There are 104,974 female medical graduates living in Pakistan, per a survey by PRIDE and Gallup Pakistan. 21,146, or 20.1%, of the total are not employed. Pakistan is not an exception to the global trend of more women working in medicine. There used to be very few female students enrolled in Pakistani medical colleges, but since open merit admissions were implemented a few years ago, the proportion of female students in medical and dental schools has grown, and in practically all medical institutions today. Since the majority of women quit their jobs for a variety of reasons, criticism of them is growing along with their numbers. One of them is safety concerns at work place.
The harsh reality that female healthcare workers in Pakistani hospitals deal with on an almost daily basis is one of verbal abuse, sexual harassment, and assault. Women who work in hospitals around the nation expose a secret epidemic that goes mostly undetected because of worries about “honor and respect,” fear of reprisals, and job loss. According to the testimonies of female physicians and nurses, there is a pervasive culture of abuse that goes beyond hospital employees. The unfriendly atmosphere is also influenced by patients and their family. However, the majority of this catastrophe goes undetected. More than a dozen female Pakistani medical professionals told the BBC they were concerned about their personal safety after a 31-year-old trainee doctor was raped and killed while working at an Indian hospital.
Healthcare professionals in rural areas confront more obstacles. Urban areas are not the only places where the gloomy reality exists. Women healthcare personnel encounter unique difficulties at remote facilities.Female medical staff members are left on their own and frequently have to deal with violent interactions from patients or visitors who come into hospitals, many of whom are drunk or under the influence of narcotics.
Hospitals are with inadequate security and structural flaws, many hospitals lack proper security measures. Even basic amenities like CCTV cameras are either inadequate or non-operational, and security personnel are frequently absent. Public hospitals get thousands of patients and visitors every day, which increases the possibility of attacks on medical personnel. Female healthcare professionals recount terrifying experiences in which patients or their relatives physically and verbally abuse them.
After a long 18- or 36-hour shift, it is common to see exhausted doctors reclining on a shabby sofa in a run-down old room without locks or appropriate beds, resting with their eyes wide and their backs straight.

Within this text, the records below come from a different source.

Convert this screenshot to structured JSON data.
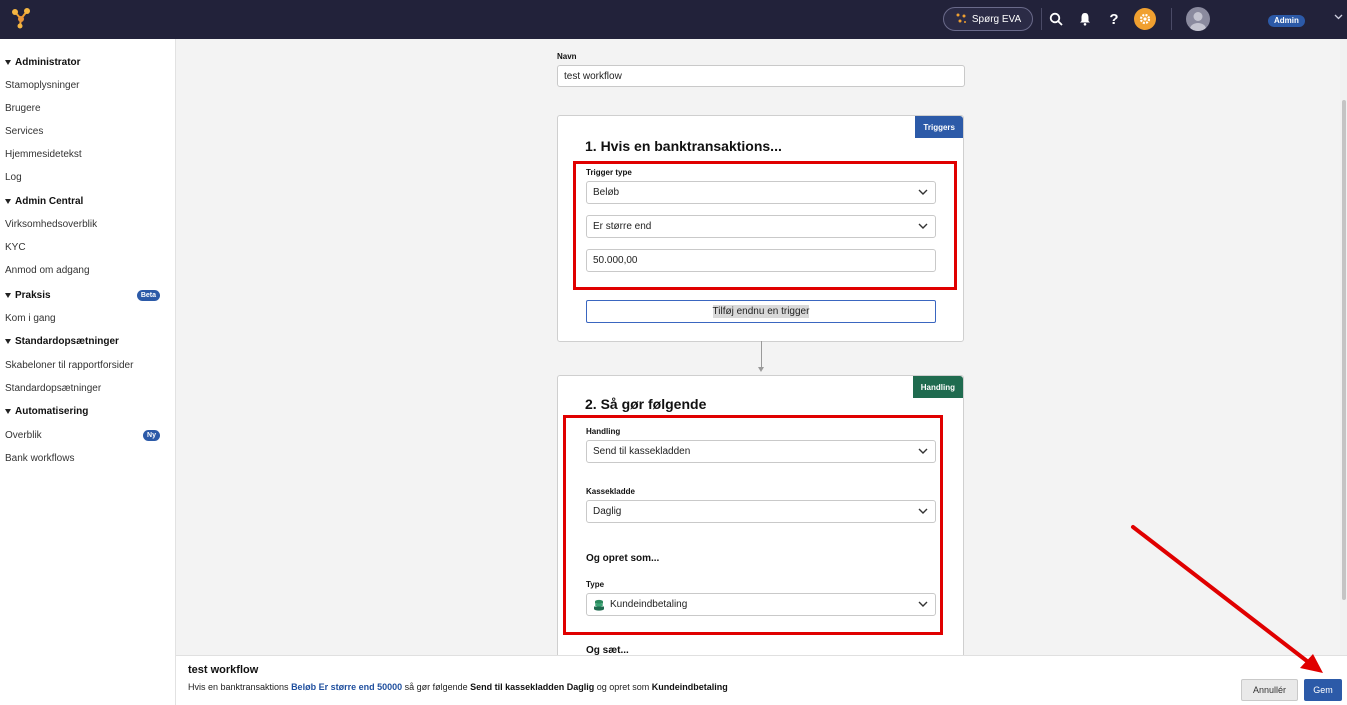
{
  "topbar": {
    "eva_label": "Spørg EVA",
    "admin_badge": "Admin"
  },
  "sidebar": {
    "groups": [
      {
        "label": "Administrator",
        "items": [
          "Stamoplysninger",
          "Brugere",
          "Services",
          "Hjemmesidetekst",
          "Log"
        ]
      },
      {
        "label": "Admin Central",
        "items": [
          "Virksomhedsoverblik",
          "KYC",
          "Anmod om adgang"
        ]
      },
      {
        "label": "Praksis",
        "badge": "Beta",
        "items": [
          "Kom i gang"
        ]
      },
      {
        "label": "Standardopsætninger",
        "items": [
          "Skabeloner til rapportforsider",
          "Standardopsætninger"
        ]
      },
      {
        "label": "Automatisering",
        "items": [
          "Overblik",
          "Bank workflows"
        ],
        "item_badge": "Ny"
      }
    ]
  },
  "form": {
    "name_label": "Navn",
    "name_value": "test workflow"
  },
  "trigger_card": {
    "tag": "Triggers",
    "title": "1. Hvis en banktransaktions...",
    "trigger_type_label": "Trigger type",
    "trigger_type_value": "Beløb",
    "operator_value": "Er større end",
    "amount_value": "50.000,00",
    "add_trigger_label": "Tilføj endnu en trigger"
  },
  "action_card": {
    "tag": "Handling",
    "title": "2. Så gør følgende",
    "handling_label": "Handling",
    "handling_value": "Send til kassekladden",
    "kassekladde_label": "Kassekladde",
    "kassekladde_value": "Daglig",
    "create_as_heading": "Og opret som...",
    "type_label": "Type",
    "type_value": "Kundeindbetaling",
    "and_set_heading": "Og sæt..."
  },
  "footer": {
    "title": "test workflow",
    "summary_1": "Hvis en banktransaktions ",
    "summary_2": "Beløb Er større end 50000",
    "summary_3": " så gør følgende ",
    "summary_4": "Send til kassekladden Daglig",
    "summary_5": " og opret som ",
    "summary_6": "Kundeindbetaling",
    "cancel_label": "Annullér",
    "save_label": "Gem"
  },
  "colors": {
    "topbar": "#22223a",
    "accent_blue": "#2c5aa8",
    "handling_green": "#1f6b4f",
    "highlight_red": "#e00000",
    "gear_orange": "#f0a030"
  },
  "icons": [
    "app-logo-icon",
    "sparkle-icon",
    "search-icon",
    "bell-icon",
    "help-icon",
    "gear-icon",
    "avatar-icon",
    "chevron-down-icon",
    "coins-icon"
  ]
}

Families of patients quarrel over diagnoses or sneer at female nurses and physicians as they go about their work outside the tumultuous emergency room of either the pricey private hospital or the overcrowded government hospital.
Sometimes the family of a patient loses their temper, venting their frustration at an unachievable circumstance on others who are putting forth endless effort to care for their loved one. At a hospital, nobody wants to deliver or hear terrible news. A female doctor may be harassed by male co-workers, including juniors, seniors, department leaders, professors, and even lower-level employees.
In Pakistan, where many parents hope their daughters would become doctors because they think their white coats will shield them from the harsher parts of society, these are the everyday realities faced by female medical professionals. Regretfully, it isn’t always the case.
Is there any solution for this?
Laws pertaining to women’s rights and empowerment in Pakistan have a complicated history of successes and failures. The need to reconcile differing opinions on women’s status in society complicates the state’s attempts to define women’s rights. According to a news report, “although there have been some beneficial laws since the democratic transition started in 2008, the Parliament’s reluctance to repeal or reform discriminatory laws, the lack of a national domestic violence law, and a gender-insensitive, broken criminal justice system all contribute to the persistent violence and discrimination against Pakistani women.
The UN Convention on the Elimination of All Forms of Discrimination Against Women (CEDAW) requires the Pakistani government to fight gender inequality and remove obstacles to women’s empowerment. The government may significantly reduce violence against women by abolishing discriminatory laws, upholding laws that protect women, and guaranteeing their access to gender-responsive law enforcement and courts. The almost complete lack of female voices is counter to CEDAW.
As a result, constitutional provisions that support women, including the Punjab Protection of Women Against Violence Act of 2016, are ineffectual. The primary barrier to improving women’s plight and guaranteeing the safety and well-being of women impacted by conflict must be recognized as their invisibility as victims, survivors, leaders, and peacemakers. Pakistan’s persistent gender inequality is the primary cause of women’s exclusion or invisibility. Pakistan ranks second to last globally in terms of gender equality, coming in at number 141 in the annual Global Gender Gap report.